Three Forks itself sits at the junction of the Madison, Jefferson, and Gallatin Rivers — the place Lewis and Clark named the Missouri's headwaters. The hotel's name and orientation are tied to that history, and the property reads scholarly-historic in a town that hasn't been redesigned for tourism.
The setting
In the small town of Three Forks, Montana, an hour west of Bozeman on I-90 and twenty minutes east of the Missouri Headwaters State Park. The hotel sits at the corner of Main Street, a block from the rail line that originally fed it (Northern Pacific, then Milwaukee Road, freight only now). The streets around are working ranch-town streets — feed stores, a post office, a couple of restaurants.
The drive in from Bozeman Yellowstone International Airport (BZN) is forty-five minutes. Big Sky and the northern entrance to Yellowstone (Gardiner) are an hour and a half south.
The building
A two-story wood-frame railway hotel from 1910, with a full-width front porch on both floors, white clapboard siding, and a gabled roof. The 2009 restoration kept the period bones: original staircase, restored windows, plaster walls, period-correct light fixtures. Public spaces are dominated by the front porch (used heavily in shoulder seasons), the lobby with its original fireplace, and Pompey's Grill on the main floor.

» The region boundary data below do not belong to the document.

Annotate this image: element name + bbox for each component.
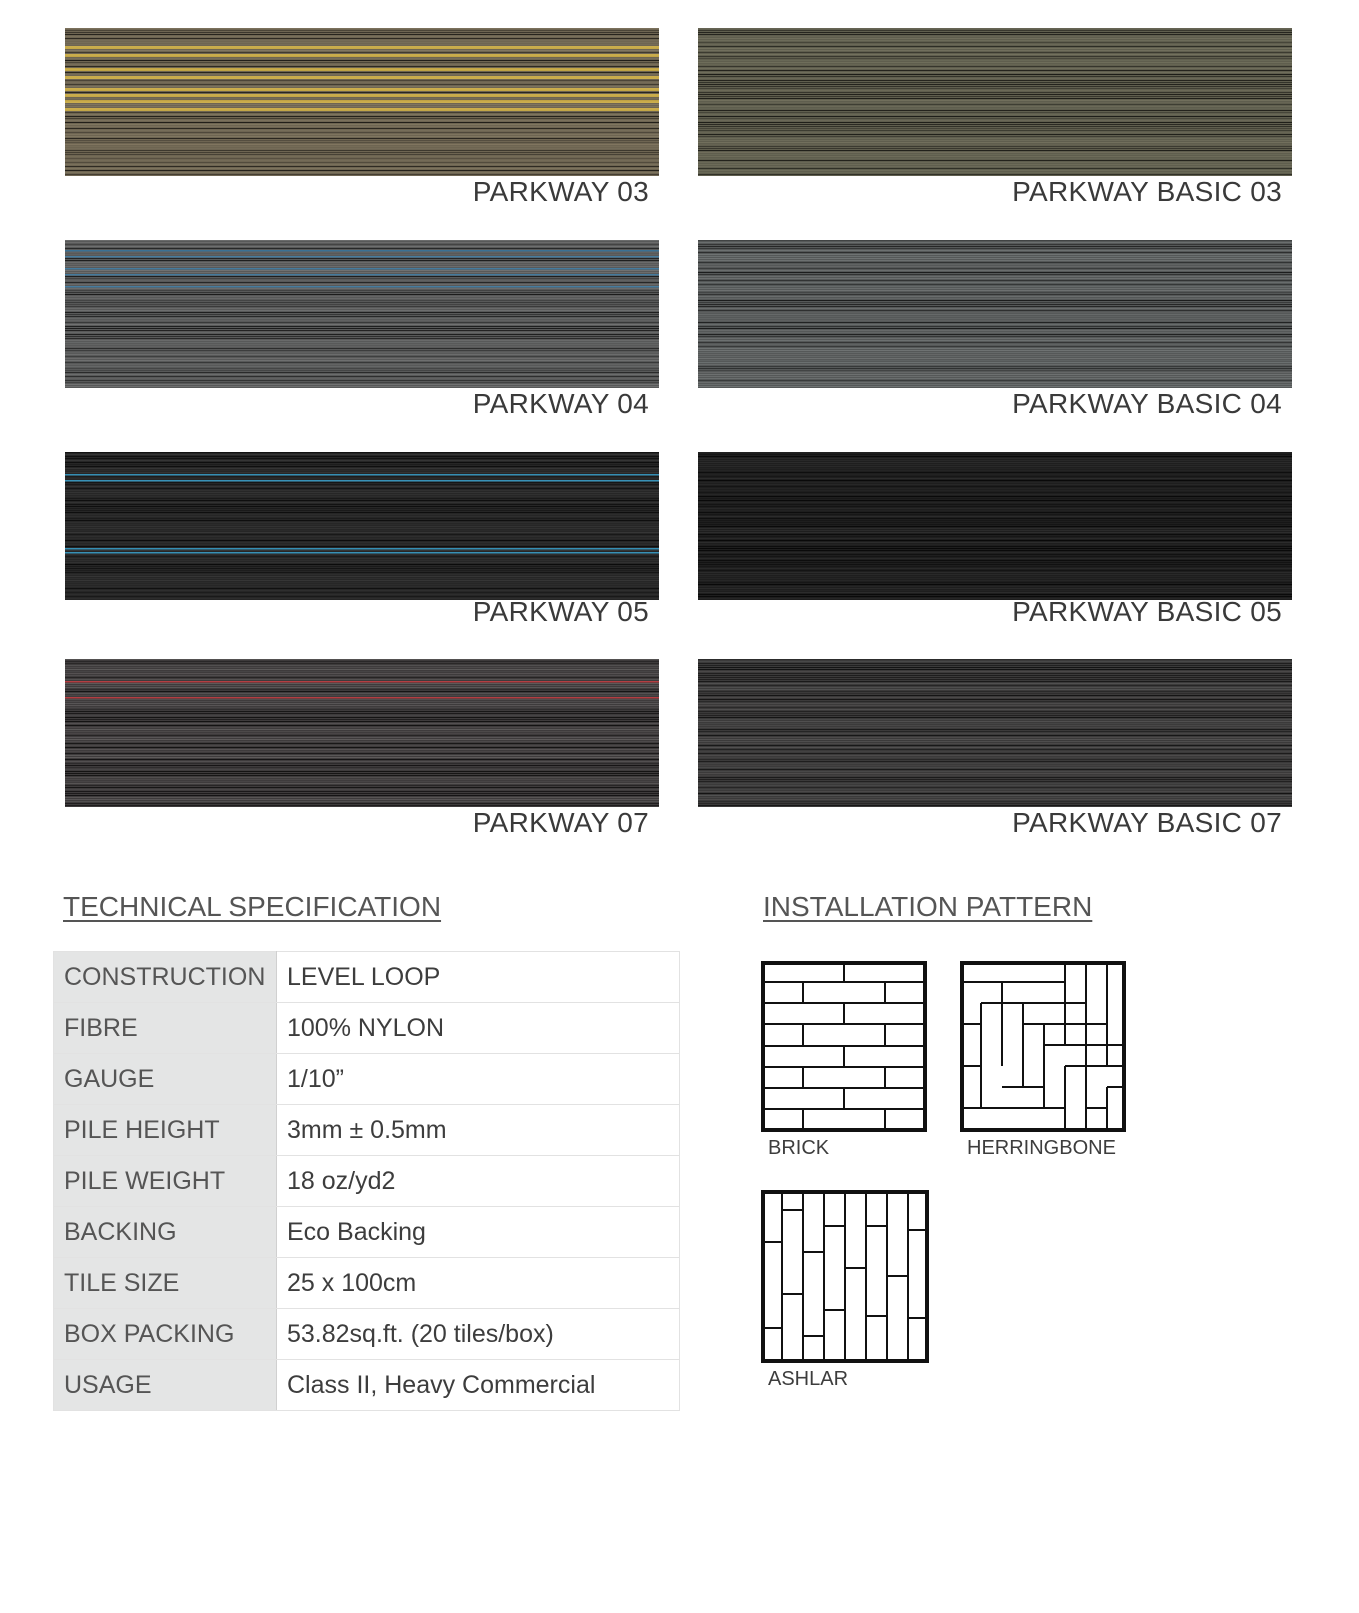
swatch-label: PARKWAY 05 <box>472 596 649 627</box>
spec-value: Eco Backing <box>277 1207 680 1258</box>
brick-label: BRICK <box>768 1137 830 1159</box>
spec-row <box>54 952 680 1003</box>
spec-key: USAGE <box>54 1360 277 1411</box>
spec-row <box>54 1156 680 1207</box>
spec-key: TILE SIZE <box>54 1258 277 1309</box>
spec-row <box>54 1003 680 1054</box>
spec-value: 53.82sq.ft. (20 tiles/box) <box>277 1309 680 1360</box>
spec-value: 100% NYLON <box>277 1003 680 1054</box>
swatch-parkway-basic-07 <box>698 659 1292 807</box>
spec-row <box>54 1258 680 1309</box>
spec-row <box>54 1309 680 1360</box>
spec-value: 25 x 100cm <box>277 1258 680 1309</box>
spec-key: PILE WEIGHT <box>54 1156 277 1207</box>
ashlar-pattern-diagram <box>761 1190 929 1363</box>
swatch-parkway-basic-04 <box>698 240 1292 388</box>
herringbone-pattern-diagram <box>960 961 1126 1132</box>
spec-key: BOX PACKING <box>54 1309 277 1360</box>
spec-row <box>54 1360 680 1411</box>
carpet-texture <box>65 28 659 176</box>
brick-pattern-diagram <box>761 961 927 1132</box>
installation-pattern-title: INSTALLATION PATTERN <box>763 891 1093 922</box>
swatch-label: PARKWAY 07 <box>472 807 649 838</box>
tech-spec-title: TECHNICAL SPECIFICATION <box>63 891 442 922</box>
swatch-label: PARKWAY BASIC 04 <box>1012 388 1282 419</box>
ashlar-label: ASHLAR <box>768 1368 849 1390</box>
spec-value: 3mm ± 0.5mm <box>277 1105 680 1156</box>
spec-value: 18 oz/yd2 <box>277 1156 680 1207</box>
carpet-texture <box>65 659 659 807</box>
spec-row <box>54 1105 680 1156</box>
spec-value: Class II, Heavy Commercial <box>277 1360 680 1411</box>
carpet-texture <box>698 240 1292 388</box>
swatch-parkway-03 <box>65 28 659 176</box>
swatch-parkway-basic-03 <box>698 28 1292 176</box>
spec-table <box>53 951 680 1411</box>
swatch-parkway-07 <box>65 659 659 807</box>
spec-value: LEVEL LOOP <box>277 952 680 1003</box>
swatch-label: PARKWAY BASIC 05 <box>1012 596 1282 627</box>
swatch-label: PARKWAY 04 <box>472 388 649 419</box>
spec-key: CONSTRUCTION <box>54 952 277 1003</box>
spec-key: GAUGE <box>54 1054 277 1105</box>
spec-row <box>54 1207 680 1258</box>
swatch-parkway-04 <box>65 240 659 388</box>
carpet-texture <box>65 452 659 600</box>
carpet-texture <box>698 28 1292 176</box>
swatch-label: PARKWAY BASIC 07 <box>1012 807 1282 838</box>
spec-row <box>54 1054 680 1105</box>
swatch-label: PARKWAY BASIC 03 <box>1012 176 1282 207</box>
carpet-texture <box>698 452 1292 600</box>
spec-key: FIBRE <box>54 1003 277 1054</box>
herringbone-label: HERRINGBONE <box>967 1137 1116 1159</box>
swatch-label: PARKWAY 03 <box>472 176 649 207</box>
carpet-texture <box>65 240 659 388</box>
swatch-parkway-basic-05 <box>698 452 1292 600</box>
carpet-texture <box>698 659 1292 807</box>
swatch-parkway-05 <box>65 452 659 600</box>
spec-key: BACKING <box>54 1207 277 1258</box>
spec-key: PILE HEIGHT <box>54 1105 277 1156</box>
spec-value: 1/10” <box>277 1054 680 1105</box>
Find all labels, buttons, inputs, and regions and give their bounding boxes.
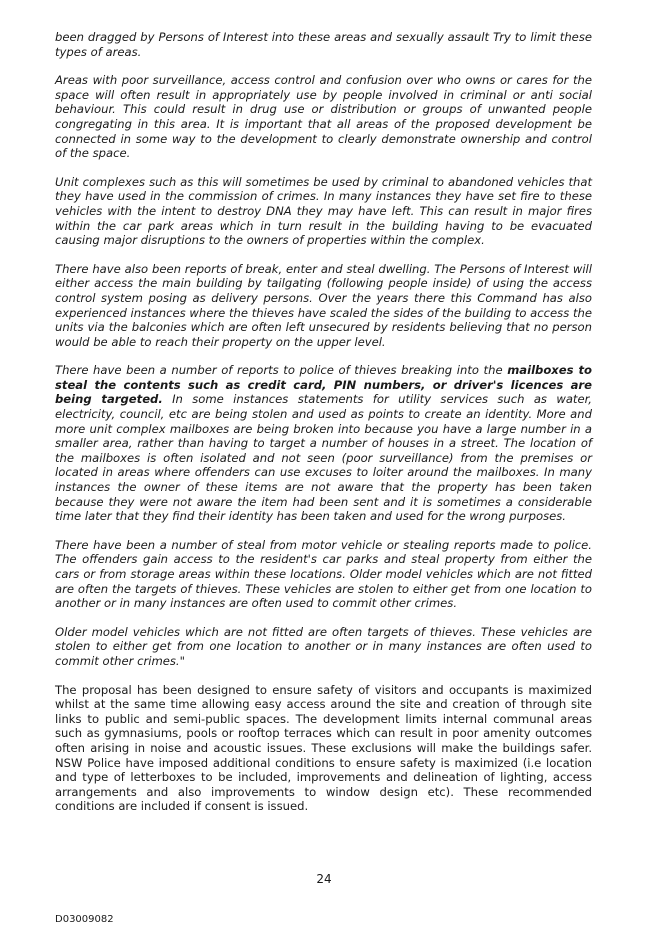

The aesthetic is refined-Americana in the proper rail-hotel register — clapboard and brass, neither overly precious nor unnecessarily roughed up.
The rooms
Thirty-one rooms across the two floors and the small carriage-house annex. Categories climb from compact rooms (around $285) up through corner suites with the better balcony exposure. Beds are queens and kings, linens are heavy, bathrooms are updated. The front-facing rooms get the porch and the wide horizon line; rear rooms are quieter and more compact.
Food & drink
Pompey's Grill is the on-site restaurant — contemporary American with a Montana-ranch weight (regional steaks, fish from the rivers, regional vegetables). Open to non-guests, with a bar that's the local social spot for residents of Three Forks and the surrounding ranches. Breakfast and dinner are served; lunch is more limited.
On the property
A small restored hotel with the basics.
- Pompey's Grill restaurant and bar
- Two-story porches
- Continental breakfast for inn guests
- Open year-round
Who it's for
- Travelers using Bozeman as an entry to Montana who want an unusual first-night base
- Anglers — the Madison, Jefferson, and Gallatin Rivers are within fifteen minutes
- History travelers — Missouri Headwaters State Park is a short drive
- Repeat Big Sky / Yellowstone visitors looking for an off-cycle stay
Who it's not for
- Travelers expecting a luxury-hotel amenity stack
- Anyone who needs walking distance to Bozeman or Big Sky restaurants and bars
- Light packers who don't want to drive to nearby attractions
Nearby
Missouri Headwaters State Park — the actual junction of the Madison, Jefferson, and Gallatin Rivers — is fifteen minutes by car. Lewis & Clark Caverns State Park is twenty-five minutes west. Drive forty-five minutes for downtown Bozeman, the Museum of the Rockies (with one of the better dinosaur collections in North America), and Montana State University. Big Sky and the Lone Peak tram are an hour and a half south on Highway 191. Yellowstone's North Entrance at Gardiner is two and a half hours via Bozeman.